Po piętnastu bramkach straconych w ostatnich siedmiu meczach, Portugalczyk musi wykorzystać przerwę, aby znaleźć rozwiązanie dla powtarzających się błędów drużyny: wszystko od podstaw.
Spalony musi być zrobiony dobrze inaczej piłka w siatce. Stracone piłki. Dwóch napastników. Z szalonym i zdesperowanym studiem, i niestety bez wielu graczy, José Mourinho musi szybko znaleźć rozwiązania, po tym jak Roma straciła piętnaście bramek w swoich ostatnich siedmiu meczach wobec ośmiu strzelonych. To sprawiło, że Giallorossi spadli na szóste miejsce w Serie A i drugie w tabeli Konferencji. Portugalczyk będzie więc musiał wykorzystać przerwę na szukanie nowych alternatyw, ćwiczyć z ludźmi, którzy pozostali w Trigorii, starać się jak najlepiej wykorzystać wszystkie innowacje wprowadzone w ostatnich miesiącach, aby zoptymalizować analizę taktyczną wraz ze swoim sztabem i piłkarzami. Jak dron, który obserwuje sesje treningowe z góry, czy gigantyczny ekran zainstalowany na boisku i godziny spędzone w pokoju wideo. Jeśli na początku widać było owoce, to w ostatnich trzech tygodniach więcej nie zadziałało niż działało, mimo wszystkich środków udostępnionych przez Mourinho.

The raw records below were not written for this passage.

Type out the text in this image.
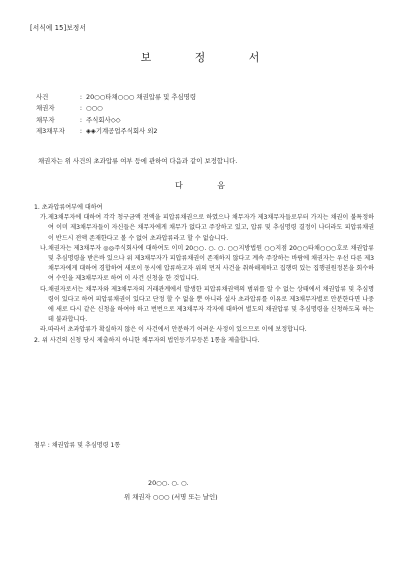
[서식예 15]보정서
보 정 서
사건	: 20○○타채○○○ 채권압류 및 추심명령
채권자	: ○○○
채무자	: 주식회사◇◇
제3채무자 : ◈◈기계공업주식회사 외2
채권자는 위 사건의 초과압류 여부 등에 관하여 다음과 같이 보정합니다.
다 음
1. 초과압류여부에 대하여
가. 제3채무자에 대하여 각각 청구금액 전액을 피압류채권으로 하였으나 채무자가 제3채무자들로부터 가지는 채권이 불특정하여 이미 제3채무자들이 자신들은 채무자에게 채무가 없다고 주장하고 있고, 압류 및 추심명령 결정이 나더라도 피압류채권이 반드시 전액 존재한다고 볼 수 없어 초과압류라고 할 수 없습니다.
나. 채권자는 제3채무자 ◎◎주식회사에 대하여도 이미 20○○. ○. ○. ○○지방법원 ○○지점 20○○타채○○○호로 채권압류 및 추심명령을 받은바 있으나 위 제3채무자가 피압류채권이 존재하지 않다고 계속 주장하는 바람에 채권자는 우선 다른 제3채무자에게 대하여 경합하여 새로이 동시에 압류하고자 위의 먼저 사건을 취하해제하고 집행력 있는 집행권원정본을 회수하여 수인을 제3채무자로 하여 이 사건 신청을 한 것입니다.
다. 채권자로서는 채무자와 제3채무자의 거래관계에서 발생한 피압류채권액의 범위를 알 수 없는 상태에서 채권압류 및 추심명령이 있다고 하여 피압류채권이 있다고 단정 할 수 없을 뿐 아니라 설사 초과압류를 이유로 제3채무자별로 안분한다면 나중에 새로 다시 같은 신청을 하여야 하고 번번으로 제3채무자 각자에 대하여 별도의 채권압류 및 추심명령을 신청하도록 하는 데 불과합니다.
라. 따라서 초과압류가 확실하지 않은 이 사건에서 안분하기 어려운 사정이 있으므로 이에 보정합니다.
2. 위 사건의 신청 당시 제출하지 아니한 채무자의 법인등기부등본 1통을 제출합니다.
첨부 : 채권압류 및 추심명령 1통
20○○. ○. ○.
위 채권자 ○○○ (서명 또는 날인)
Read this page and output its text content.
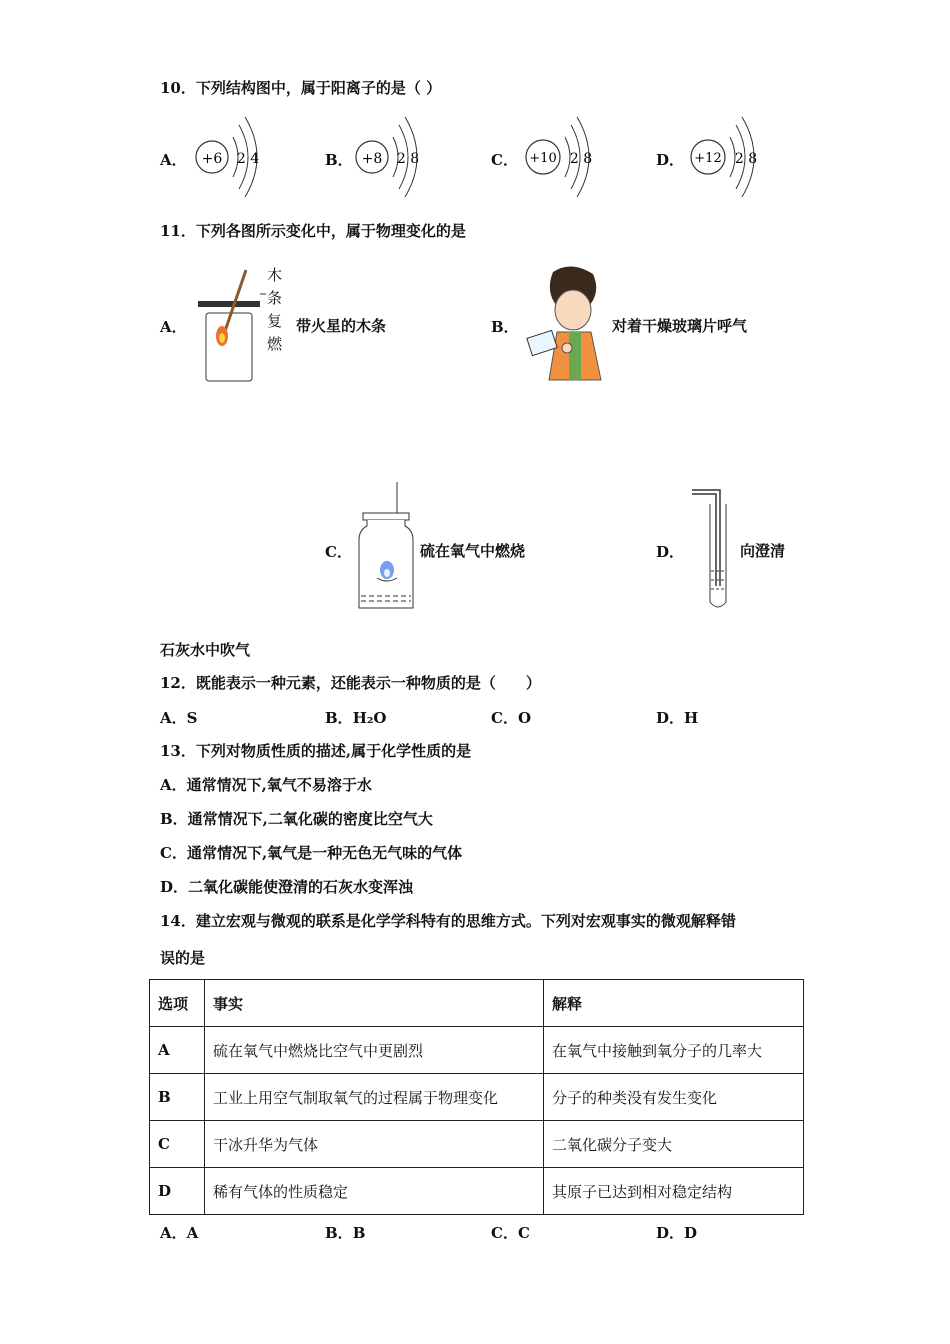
10．下列结构图中，属于阳离子的是（ ）
A． +6 2 4	B． +8 2 8	C． +10 2 8	D． +12 2 8
11．下列各图所示变化中，属于物理变化的是
A．
木条复燃
带火星的木条	B．	对着干燥玻璃片呼气
C．	硫在氧气中燃烧	D．	向澄清
石灰水中吹气
12．既能表示一种元素，还能表示一种物质的是（　　）
A．S	B．H₂O	C．O	D．H
13．下列对物质性质的描述,属于化学性质的是
A．通常情况下,氧气不易溶于水
B．通常情况下,二氧化碳的密度比空气大
C．通常情况下,氧气是一种无色无气味的气体
D．二氧化碳能使澄清的石灰水变浑浊
14．建立宏观与微观的联系是化学学科特有的思维方式。下列对宏观事实的微观解释错
误的是
选项	事实	解释
A	硫在氧气中燃烧比空气中更剧烈	在氧气中接触到氧分子的几率大
B	工业上用空气制取氧气的过程属于物理变化	分子的种类没有发生变化
C	干冰升华为气体	二氧化碳分子变大
D	稀有气体的性质稳定	其原子已达到相对稳定结构
A．A	B．B	C．C	D．D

Roma nadal pokazuje kilka słabości w powtarzających się epizodach, zaczynając od dziur za obrońcami, zwłaszcza między zewnętrznymi i centralnymi. Solbakken robił co chciał w Bodo, Okereke zamknął mecz w Wenecji wykorzystując złe ustawienie linii, miał też kilka szans w całym meczu uciekając Manciniemu i Cristante.

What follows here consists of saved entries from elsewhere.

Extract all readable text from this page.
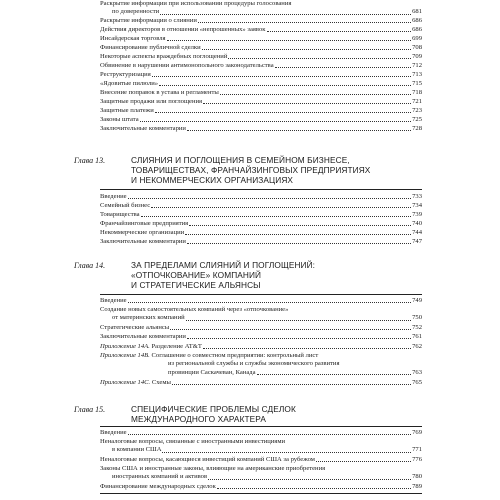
Раскрытие информации при использовании процедуры голосования
по доверенности	681
Раскрытие информации о слиянии	686
Действия директоров в отношении «непрошенных» заявок	686
Инсайдерская торговля	699
Финансирование публичной сделки	708
Некоторые аспекты враждебных поглощений	709
Обвинение в нарушении антимонопольного законодательства	712
Реструктуризация	713
«Ядовитые пилюли»	715
Внесение поправок в устава и регламенты	718
Защитные продажи или поглощения	721
Защитные платежи	723
Законы штата	725
Заключительные комментарии	728
Глава 13.	СЛИЯНИЯ И ПОГЛОЩЕНИЯ В СЕМЕЙНОМ БИЗНЕСЕ,
ТОВАРИЩЕСТВАХ, ФРАНЧАЙЗИНГОВЫХ ПРЕДПРИЯТИЯХ
И НЕКОММЕРЧЕСКИХ ОРГАНИЗАЦИЯХ
Введение	733
Семейный бизнес	734
Товарищества	739
Франчайзинговые предприятия	740
Некоммерческие организации	744
Заключительные комментарии	747
Глава 14.	ЗА ПРЕДЕЛАМИ СЛИЯНИЙ И ПОГЛОЩЕНИЙ:
«ОТПОЧКОВАНИЕ» КОМПАНИЙ
И СТРАТЕГИЧЕСКИЕ АЛЬЯНСЫ
Введение	749
Создание новых самостоятельных компаний через «отпочкование»
от материнских компаний	750
Стратегические альянсы	752
Заключительные комментарии	761
Приложение 14А. Разделение AT&T	762
Приложение 14В. Соглашение о совместном предприятии: контрольный лист
из региональной службы и службы экономического развития
провинции Саскачеван, Канада	763
Приложение 14С. Схемы	765
Глава 15.	СПЕЦИФИЧЕСКИЕ ПРОБЛЕМЫ СДЕЛОК
МЕЖДУНАРОДНОГО ХАРАКТЕРА
Введение	769
Неналоговые вопросы, связанные с иностранными инвестициями
в компании США	771
Неналоговые вопросы, касающиеся инвестиций компаний США за рубежом	776
Законы США и иностранные законы, влияющие на американские приобретения
иностранных компаний и активов	780
Финансирование международных сделок	789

Gol Pavolettiego przeciwko Cagliari padł z flanki i po błędzie obrońcy, podczas gdy Ibrahimovic sprawił, że obrona Giallorossich zadrżała, gdy wbiegł głęboko w linię, która często była źle ustawiona: przyznano karnego, a bramka została odrzucona z powodu offside'u przez Var. Z Venezią i Bodo na Stadio Olimpico dwa gole padły po dośrodkowaniach z prawej strony i swobodnym uderzeniu w pole między obrońców, tak jak to miało miejsce w Norwegii i przy golu Milinkovicia-Savicia w derbach. Zawodnicy pracują nad tym razem ze sztabem od pewnego czasu. Ogólnie rzecz biorąc, Roma wydaje się cierpieć w sposób powtarzający się z powodu precyzyjnych wrzutek przeciwników: crossy (zwłaszcza z prawej strony) i wejścia napastników za obronę gdzie pułapki ofsajdowe zbyt często zawodzą. Piłkarze Mourinho są również jednymi z najlepszych pod względem liczby strzałów oddawanych na bramkę przeciwnika: średnio 9,3, co jest podobnym wynikiem do Napoli, które jednak straciło w lidze cztery razy mniej goli (4 do 15). Giallorossi tracą często bramki przy pierwszej nadarzającej się okazji: to z pewnością pech, ale nie można tego tylko tak nazwać. Mancini, Veretout, Cristante, Vina i Karsdorp cierpieli w szczególny sposób, przy czym Francuz wyraźnie znalazł się w nieznanej roli i otrzymał zadania wykraczające poza jego umiejętności.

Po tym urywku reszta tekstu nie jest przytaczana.